Cryptography
encryption aes gcm file-encryption scrypt
Updated Wed, 08 Jun 2022 01:42:54 GMT

# Is this correct/incorrect password for file encryption scheme secure?

I'm writing an AES file encryption program, and I'd like to put in a way to tell whether or not the user has entered the correct password without decrypting the entire file and GCM telling me the tag is invalid.

My process is as follows:

• Get the user to enter a password ($$p$$), generate a salt/nonce/IV ($$n$$), and use Scrypt to generate 2 keys (The first and second half of the generated key); $$k_1, k_2 = Scrypt(salt:n, keylen:32, n:2^{16}, r:8, p:1).derive(p)$$

• Encrypt the data of a file with $$\text{AES-GCM-128(}k_1, \text{iv/nonce=n})$$ and empty associated data.

• Write encrypted data to the file so that the contents of the file is $$n || gcmtag || data$$

Would it be secure if I instead wrote the following to the file: $$n || gcmtag || k_2 || data$$

That means I can load $$n$$ from the file, take the user-inputted password, derive the keys, and check if the value of $$k_2$$ is equivalent to the $$k_2$$ loaded from the file.

## Solution

Your $$k_2$$ value is functioning effectively the same way as conventional password verification methods, where you store a salted password hash of the users' passwords. So it allows for an adversary to test password guesses, but

1. So does the authenticated GCM $$(c, tag)$$ pair;
2. The memory hard scrypt function is your main line of defense against this attack anyway.

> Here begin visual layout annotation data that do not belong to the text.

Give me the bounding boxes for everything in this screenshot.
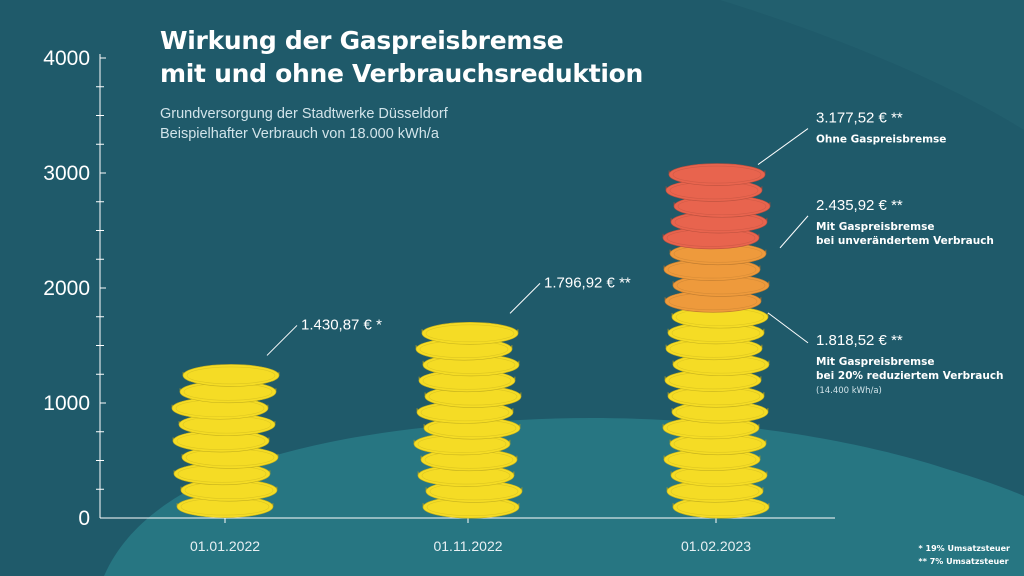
annotations: 1.430,87 € * 1.796,92 € ** 3.177,52 € ** Oh… — [266, 110, 1004, 396]
chart-subtitle-line-2: Beispielhafter Verbrauch von 18.000 kWh/… — [160, 126, 439, 142]
coin — [667, 385, 765, 408]
annotation-description: bei 20% reduziertem Verbrauch — [816, 370, 1004, 382]
annotation-value: 1.430,87 € * — [301, 316, 382, 333]
coin — [176, 495, 274, 518]
coin — [665, 179, 763, 202]
annotation-leader-line — [509, 283, 541, 314]
coin-stack — [171, 364, 280, 518]
annotation-note: (14.400 kWh/a) — [816, 386, 882, 396]
coin — [178, 413, 276, 436]
coin — [173, 462, 271, 486]
coin-stacks — [171, 163, 771, 519]
coin — [417, 464, 515, 487]
y-tick-label: 4000 — [43, 47, 90, 70]
coin-rim — [186, 366, 276, 385]
corner-shade — [720, 0, 1024, 130]
coin — [424, 385, 522, 408]
coin-rim — [425, 324, 515, 343]
y-tick-label: 2000 — [43, 277, 90, 300]
coin — [182, 364, 280, 387]
annotation-value: 3.177,52 € ** — [816, 110, 903, 127]
annotation: 2.435,92 € ** Mit Gaspreisbremse bei unver… — [779, 197, 994, 249]
coin — [171, 396, 269, 420]
annotation-description: Mit Gaspreisbremse — [816, 221, 934, 233]
coin-stack — [662, 163, 771, 519]
annotation: 1.796,92 € ** — [509, 274, 631, 314]
annotation: 1.430,87 € * — [266, 316, 382, 356]
coin-rim — [672, 165, 762, 184]
coin — [665, 337, 763, 361]
chart-title: Wirkung der Gaspreisbremse mit und ohne … — [160, 24, 643, 90]
footnote-vat-19: * 19% Umsatzsteuer — [918, 544, 1010, 553]
annotation-leader-line — [757, 128, 809, 165]
chart-subtitle: Grundversorgung der Stadtwerke Düsseldor… — [160, 104, 448, 144]
annotation-value: 1.818,52 € ** — [816, 332, 903, 349]
annotation-value: 1.796,92 € ** — [544, 274, 631, 291]
x-tick-label: 01.01.2022 — [190, 538, 260, 554]
coin — [181, 446, 279, 469]
annotation-description: bei unverändertem Verbrauch — [816, 235, 994, 247]
chart-subtitle-line-1: Grundversorgung der Stadtwerke Düsseldor… — [160, 106, 448, 122]
coin — [172, 429, 270, 453]
annotation-description: Mit Gaspreisbremse — [816, 356, 934, 368]
background-hill — [104, 0, 1024, 576]
annotation-value: 2.435,92 € ** — [816, 197, 903, 214]
annotation: 3.177,52 € ** Ohne Gaspreisbremse — [757, 110, 946, 165]
hill-shape — [104, 418, 1024, 576]
coin-face — [182, 364, 280, 387]
x-tick-label: 01.11.2022 — [433, 538, 502, 554]
y-tick-label: 3000 — [43, 162, 90, 185]
annotation: 1.818,52 € ** Mit Gaspreisbremse bei 20% r… — [767, 312, 1004, 396]
chart-title-line-2: mit und ohne Verbrauchsreduktion — [160, 59, 644, 88]
coin-face — [421, 322, 519, 345]
footnotes: * 19% Umsatzsteuer ** 7% Umsatzsteuer — [919, 542, 1010, 568]
chart-title-line-1: Wirkung der Gaspreisbremse — [160, 26, 564, 55]
footnote-vat-7: ** 7% Umsatzsteuer — [918, 557, 1009, 566]
y-tick-label: 1000 — [43, 392, 90, 415]
chart-axes: 0 1000 2000 3000 4000 01.01.2022 01.11.2022 01.… — [43, 47, 835, 554]
annotation-description: Ohne Gaspreisbremse — [816, 134, 946, 146]
coin-face — [668, 163, 766, 186]
x-tick-label: 01.02.2023 — [681, 538, 751, 554]
annotation-leader-line — [266, 325, 298, 356]
coin — [179, 380, 277, 404]
coin — [421, 322, 519, 345]
annotation-leader-line — [767, 312, 809, 344]
y-tick-label: 0 — [78, 507, 90, 530]
annotation-leader-line — [779, 215, 809, 249]
coin — [668, 163, 766, 186]
coin-stack — [413, 322, 523, 519]
coin — [422, 495, 520, 519]
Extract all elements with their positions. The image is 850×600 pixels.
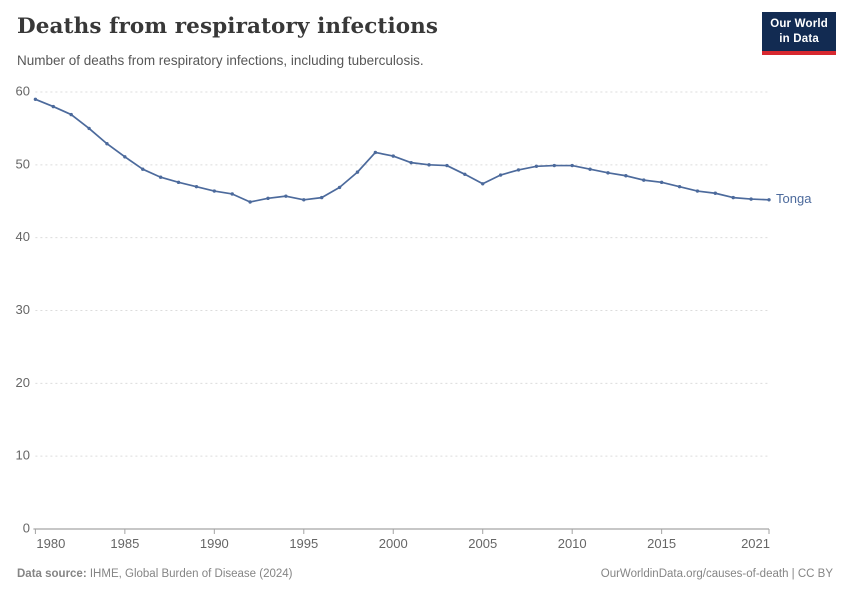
credit-link[interactable]: OurWorldinData.org/causes-of-death | CC … xyxy=(600,568,833,580)
data-source: Data source: IHME, Global Burden of Dise… xyxy=(17,568,293,580)
svg-text:50: 50 xyxy=(16,156,30,171)
svg-text:2015: 2015 xyxy=(647,536,676,551)
svg-text:1990: 1990 xyxy=(200,536,229,551)
svg-text:1995: 1995 xyxy=(289,536,318,551)
owid-logo[interactable]: Our World in Data xyxy=(762,12,836,55)
svg-text:2010: 2010 xyxy=(558,536,587,551)
svg-text:20: 20 xyxy=(16,375,30,390)
chart-subtitle: Number of deaths from respiratory infect… xyxy=(17,53,424,68)
svg-text:10: 10 xyxy=(16,448,30,463)
logo-line1: Our World xyxy=(770,18,828,30)
svg-text:Tonga: Tonga xyxy=(776,191,812,206)
svg-text:30: 30 xyxy=(16,302,30,317)
svg-text:2021: 2021 xyxy=(741,536,770,551)
svg-text:1985: 1985 xyxy=(110,536,139,551)
line-chart[interactable]: 0 10 20 30 40 50 60 1980 1985 1990 1995 2000 2005 201… xyxy=(0,80,850,560)
data-source-label: Data source: xyxy=(17,568,87,580)
svg-text:40: 40 xyxy=(16,229,30,244)
svg-text:1980: 1980 xyxy=(36,536,65,551)
svg-text:60: 60 xyxy=(16,83,30,98)
logo-line2: in Data xyxy=(779,33,819,45)
data-source-text: IHME, Global Burden of Disease (2024) xyxy=(86,568,293,580)
chart-footer: Data source: IHME, Global Burden of Dise… xyxy=(17,568,833,580)
svg-text:2005: 2005 xyxy=(468,536,497,551)
page-title: Deaths from respiratory infections xyxy=(17,14,439,39)
svg-text:0: 0 xyxy=(23,520,30,535)
svg-text:2000: 2000 xyxy=(379,536,408,551)
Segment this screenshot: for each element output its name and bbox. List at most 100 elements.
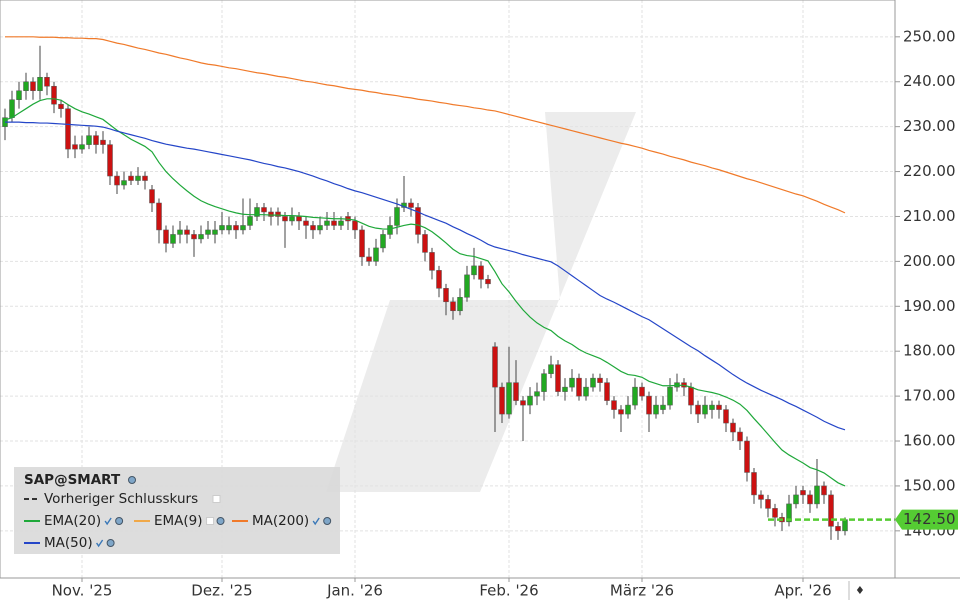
candle-body <box>184 229 190 235</box>
x-tick-label: Nov. '25 <box>52 582 113 600</box>
candle-body <box>30 81 36 91</box>
candle-body <box>632 386 638 406</box>
candle-body <box>65 108 71 150</box>
candle-body <box>541 373 547 392</box>
candle-body <box>198 234 204 240</box>
x-tick-label: Feb. '26 <box>479 582 538 600</box>
legend-settings-icon[interactable] <box>323 517 332 525</box>
legend-title: SAP@SMART <box>24 472 121 488</box>
candle-body <box>485 279 491 285</box>
candle-body <box>660 404 666 410</box>
candle-body <box>408 202 414 208</box>
candle-body <box>653 404 659 415</box>
y-tick-label: 240.00 <box>903 72 956 90</box>
candle-body <box>163 229 169 244</box>
candle-body <box>135 175 141 181</box>
candle-body <box>835 526 841 532</box>
candle-body <box>380 234 386 249</box>
legend-check-icon[interactable] <box>96 539 104 548</box>
candle-body <box>744 440 750 473</box>
last-price-tag <box>895 509 958 530</box>
y-tick-label: 150.00 <box>903 476 956 494</box>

Alternative to very strongly consider: instead of encrypting the whole file in one GCM encryption call, split it into chunks to be encrypted separately with some construction that protects against reordering, deletion and truncation. Study these examples:

The main reason for this is that way you can encrypt/decrypt very large files with a fixed memory footprint, and yet abort decryption as soon as you hit an inauthentic chunk. And secondarily to this, it also indirectly tackles your problem: if the user enters the wrong password, then decryption will fail on the first block.

Potential downsides are:

• Encryption produces larger files by some percentage of the plaintext size (and not just a fixed overhead like your proposal);
• If an encrypted file is adulterated later than the first block you may output a prefix of the plaintext before you abort, which could be a problem in some applications (or not).